かあちゃんがいない理由は小学生の時になんとなく。
かあちゃんの親がおやじに額を畳にこすりつけるような詫びをしにやってきたのは知っているが
それ以上は知らない。
ていうかどうでもよかった。
トラック乗りのおやじもいつ家に帰ってくるのかわからん男だったから、
いない時はじっちゃんのアパートに、いる時は3人で家に、という具合だ。
じっちゃんとこと違うのは、うちの方が雨漏りがたまにするくらい。
大した違いはない。
「兄弟一致団結して」というのは嘘八百。喧嘩は絶えず。
おやじがいてもいなくても関係なく、殺伐とした兄弟だったように思う。
そんなある日、おやじが土日2日間休みが取れたからと言う。
そしておもちゃ屋につれてってやると言う。
おもちゃ屋かよ、別に欲しい物なんてねーよ、と思ったが口には出さない。
弟も弟で、興味ない様子。果たして休日を有意義に過ごせるのだろうか?
日頃薄汚いおやじが朝から床屋に行った。
俺と弟はじっちゃんの家に前もって用意してもらった新しい服を取りに行った。
3人が合流したのは10時30分。こぎれいな3人に汚い黄色の軽自動車で向った。
到着。とりあえず昼を食って弟と距離を保って歩いていると後ろを歩いていたおやじがいない。

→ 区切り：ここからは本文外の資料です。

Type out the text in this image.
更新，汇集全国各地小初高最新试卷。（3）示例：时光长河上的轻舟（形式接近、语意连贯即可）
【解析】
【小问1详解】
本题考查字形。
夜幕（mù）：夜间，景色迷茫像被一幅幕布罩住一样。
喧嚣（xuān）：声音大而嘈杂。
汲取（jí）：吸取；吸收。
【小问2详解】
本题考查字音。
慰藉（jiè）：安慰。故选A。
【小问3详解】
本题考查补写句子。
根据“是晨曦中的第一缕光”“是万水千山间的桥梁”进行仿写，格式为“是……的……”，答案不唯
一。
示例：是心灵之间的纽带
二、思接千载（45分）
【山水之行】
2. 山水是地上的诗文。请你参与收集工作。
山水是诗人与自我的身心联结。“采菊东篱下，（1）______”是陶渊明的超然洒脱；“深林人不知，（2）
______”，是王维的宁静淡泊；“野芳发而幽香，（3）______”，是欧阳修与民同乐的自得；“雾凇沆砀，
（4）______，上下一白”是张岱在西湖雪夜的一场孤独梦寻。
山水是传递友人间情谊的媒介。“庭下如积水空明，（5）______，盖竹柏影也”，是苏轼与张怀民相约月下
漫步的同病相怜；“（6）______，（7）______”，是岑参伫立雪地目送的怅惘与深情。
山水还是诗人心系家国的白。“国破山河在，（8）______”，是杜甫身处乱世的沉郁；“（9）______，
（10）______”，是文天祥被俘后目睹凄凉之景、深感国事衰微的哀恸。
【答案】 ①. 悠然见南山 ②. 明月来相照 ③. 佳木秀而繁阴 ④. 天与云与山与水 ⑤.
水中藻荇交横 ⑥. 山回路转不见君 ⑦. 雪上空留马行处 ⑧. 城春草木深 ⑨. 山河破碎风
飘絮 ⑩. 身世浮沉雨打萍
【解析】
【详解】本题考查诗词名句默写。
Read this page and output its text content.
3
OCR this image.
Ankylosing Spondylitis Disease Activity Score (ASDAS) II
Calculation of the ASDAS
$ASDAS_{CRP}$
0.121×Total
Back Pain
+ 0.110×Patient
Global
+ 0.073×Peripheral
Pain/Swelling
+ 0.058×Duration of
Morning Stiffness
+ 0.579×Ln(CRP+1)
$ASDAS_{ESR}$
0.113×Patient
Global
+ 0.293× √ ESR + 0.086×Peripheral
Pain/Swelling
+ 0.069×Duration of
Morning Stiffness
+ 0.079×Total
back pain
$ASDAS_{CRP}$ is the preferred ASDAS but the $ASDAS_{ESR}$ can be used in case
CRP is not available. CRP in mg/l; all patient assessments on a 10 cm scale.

「いねーじゃねーか、おやじが迷子になるなよな」「そうだな」
弟と意見が合った。
探していると、見つかった。ボードゲームのコーナーにいる。
しゃがみこんで何かを手にしている。
「将棋セット」
駒と折りたたみの板のセットだ。将棋? なんで将棋なんだよ、と思った俺。
とりあえず、俺はその後学校で知ってるやつに聞いてメモして家に帰った。
弟はとっくに将棋のことなんか忘れてテレビを見ている。
嫌がる弟に強制的にルールを覚えさせ、ひとまずやってみた。3分で終わった。
勝負がついたからではない。つまらんくなって弟が駒を投げたからだ。
その日から将棋セットは押し入れの奥へ行った。
今日は喪主である俺がいろいろと動いた。
身内もほとんどいない俺たち家族だが、盛大に行いたいとの俺たち兄弟の考えで、
おやじにとって満足できる出来映えだっただろう。
弟は仕事先の海外から家族と共に、俺は離婚した1ヶ月後にその日を迎えた。
おやじは体を壊したのが3年前、寝たきりになっってしまったのが半年程前だ。
痴呆?みたいなものにもなっていた”らしい”。苦しまずに逝けたのが幸せか。
棺を前にして俺と弟は話しをした。
「あの時のこと覚えてるか?将棋セット」
「覚えてる。おやじ、嬉しそうだったな。」
急に俺は、探して見たくなって押し入れを探した。すぐ見つかった。
弟と一緒に箱から開けてちょっとやってみようかという話しになった。
駒を並べ終え、始まって10分ほどした時、
ヘルパーのE子さんが立ち止まったままこちらを見ていたのに気がついた。
E子さんにはおやじのことで本当に世話になった人だ。
「あ、どうかなさったんですか?」俺は聞いた。
「お父さま、今年の初め頃でしたかしら、その駒を握って涙を流しながら、
仲良うしろよ、仲良うしろよ、とおっしゃっていたもので・・・」
みるみるうちにE子さんの顔が紅潮している。
目の前の弟は下を向いたまま動かない。
俺は、箱の中に入っていたおやじが自分で鉛筆で書いた駒の動き方のメモを見ながら
泣いた。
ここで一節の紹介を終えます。